IBC Rate Limit Module

  • Name: IBC Rate Limit Module
  • URL: https://docs.neutron.org/developers/modules/ibc-rate-limit/overview
  • Category: bridge-safety middleware / governance-configurable transfer throttle / IBC risk-control plane
  • Tags: cosmos-ecosystem
  • Summary: The IBC Rate Limit Module is a small but useful choke point. It intercepts IBC transfer packets, hands the decision to a governance-selected CosmWasm contract, and blocks flow when quotas trip. That keeps quota logic out of consensus code while preserving a hard policy gate in the transfer path.
  • What it does:
    • Inserts a minimal middleware layer into IBC transfer flow so outgoing and incoming packets can be checked before completion
    • Forwards packet data to a configured CosmWasm contract using standardized sudo hooks such as send_packet, recv_packet, and undo_send
    • Lets governance set or clear the contract address that defines the active rate-limiting policy
    • Blocks transfers when the contract reports a rate-limit breach and undoes accounting when sends later fail
    • Allows the active policy implementation to change without a chain upgrade, since the contract can be replaced by governance
    • In Neutron’s reference implementation, supports time-based, quota-driven throttling keyed to denom/channel paths and net-flow accounting
  • Key claims:
    • The Neutron docs are explicit that the module itself is minimal middleware, not a full risk engine. Its only durable consensus-level control surface is packet interception plus a governance-managed contract address parameter.
    • That split is the most important thing to preserve analytically. The chain decides that every transfer must pass through the middleware, but the contract decides what “safe enough” means.
    • The overview page makes the motivation unusually concrete by anchoring the design to past bridge hacks and to the idea that a partial depeg is far preferable to a total loss. This places the module in a safety-throttle lineage rather than a throughput-optimization lineage.
    • The how-to docs show a stark governance lever: clearing the contract address disables rate limiting entirely and returns the module to transparent pass-through behavior. So the emergency posture is not merely “change a quota,” but potentially “remove the risk-control layer from the path.”
    • The current contract repository is analytically useful because it reveals the specific choices hidden behind the generic module framing: discrete time windows rather than rolling ones, net-flow tracking to avoid ping-pong DOS griefing, per-denom path quotas implemented now, channel-value heuristics, and explicit TODOs around better rolling-window design.
    • The module is therefore useful in the corpus because it separates three things that are often blurred together in bridge-safety conversations: packet interception, quota-policy computation, and governance authority over the live safety policy.

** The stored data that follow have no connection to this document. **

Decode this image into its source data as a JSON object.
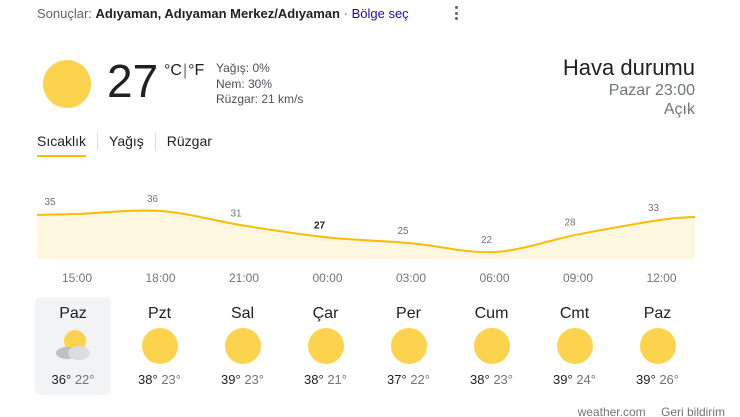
{
  "location": {
    "prefix": "Sonuçlar:",
    "name": "Adıyaman, Adıyaman Merkez/Adıyaman",
    "separator": "·",
    "change_label": "Bölge seç"
  },
  "current": {
    "temp": "27",
    "unit_c": "°C",
    "unit_sep": "|",
    "unit_f": "°F",
    "precip": "Yağış: 0%",
    "humidity": "Nem: 30%",
    "wind": "Rüzgar: 21 km/s",
    "icon": "sun-icon"
  },
  "header": {
    "title": "Hava durumu",
    "time": "Pazar 23:00",
    "condition": "Açık"
  },
  "tabs": [
    {
      "label": "Sıcaklık",
      "active": true
    },
    {
      "label": "Yağış",
      "active": false
    },
    {
      "label": "Rüzgar",
      "active": false
    }
  ],
  "chart_data": {
    "type": "area",
    "x": [
      "15:00",
      "18:00",
      "21:00",
      "00:00",
      "03:00",
      "06:00",
      "09:00",
      "12:00"
    ],
    "values": [
      35,
      36,
      31,
      27,
      25,
      22,
      28,
      33
    ],
    "labels": [
      "35",
      "36",
      "31",
      "27",
      "25",
      "22",
      "28",
      "33"
    ],
    "highlight_index": 3,
    "line_color": "#fbbc04",
    "fill_color": "#fef7e0"
  },
  "days": [
    {
      "name": "Paz",
      "high": "36°",
      "low": "22°",
      "icon": "partly-cloudy-icon",
      "active": true
    },
    {
      "name": "Pzt",
      "high": "38°",
      "low": "23°",
      "icon": "sun-icon",
      "active": false
    },
    {
      "name": "Sal",
      "high": "39°",
      "low": "23°",
      "icon": "sun-icon",
      "active": false
    },
    {
      "name": "Çar",
      "high": "38°",
      "low": "21°",
      "icon": "sun-icon",
      "active": false
    },
    {
      "name": "Per",
      "high": "37°",
      "low": "22°",
      "icon": "sun-icon",
      "active": false
    },
    {
      "name": "Cum",
      "high": "38°",
      "low": "23°",
      "icon": "sun-icon",
      "active": false
    },
    {
      "name": "Cmt",
      "high": "39°",
      "low": "24°",
      "icon": "sun-icon",
      "active": false
    },
    {
      "name": "Paz",
      "high": "39°",
      "low": "26°",
      "icon": "sun-icon",
      "active": false
    }
  ],
  "footer": {
    "source": "weather.com",
    "feedback": "Geri bildirim"
  }
}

    • It also exposes a broader tradeoff worth reusing elsewhere: the system openly sacrifices liveness in extreme demand conditions to buy human reaction time after exploits or bugs. That makes it a useful comparison point for other issuer-side caps, bridge circuit breakers, and emergency pause designs.
  • Whitepaper: No standalone whitepaper surfaced in this pass. The strongest primary materials were Neutron’s module documentation and the official neutron-org/rate-limiter-contract repository collected in ../whitepapers/ibc-rate-limit-module-primary-sources-2026-05-11.md.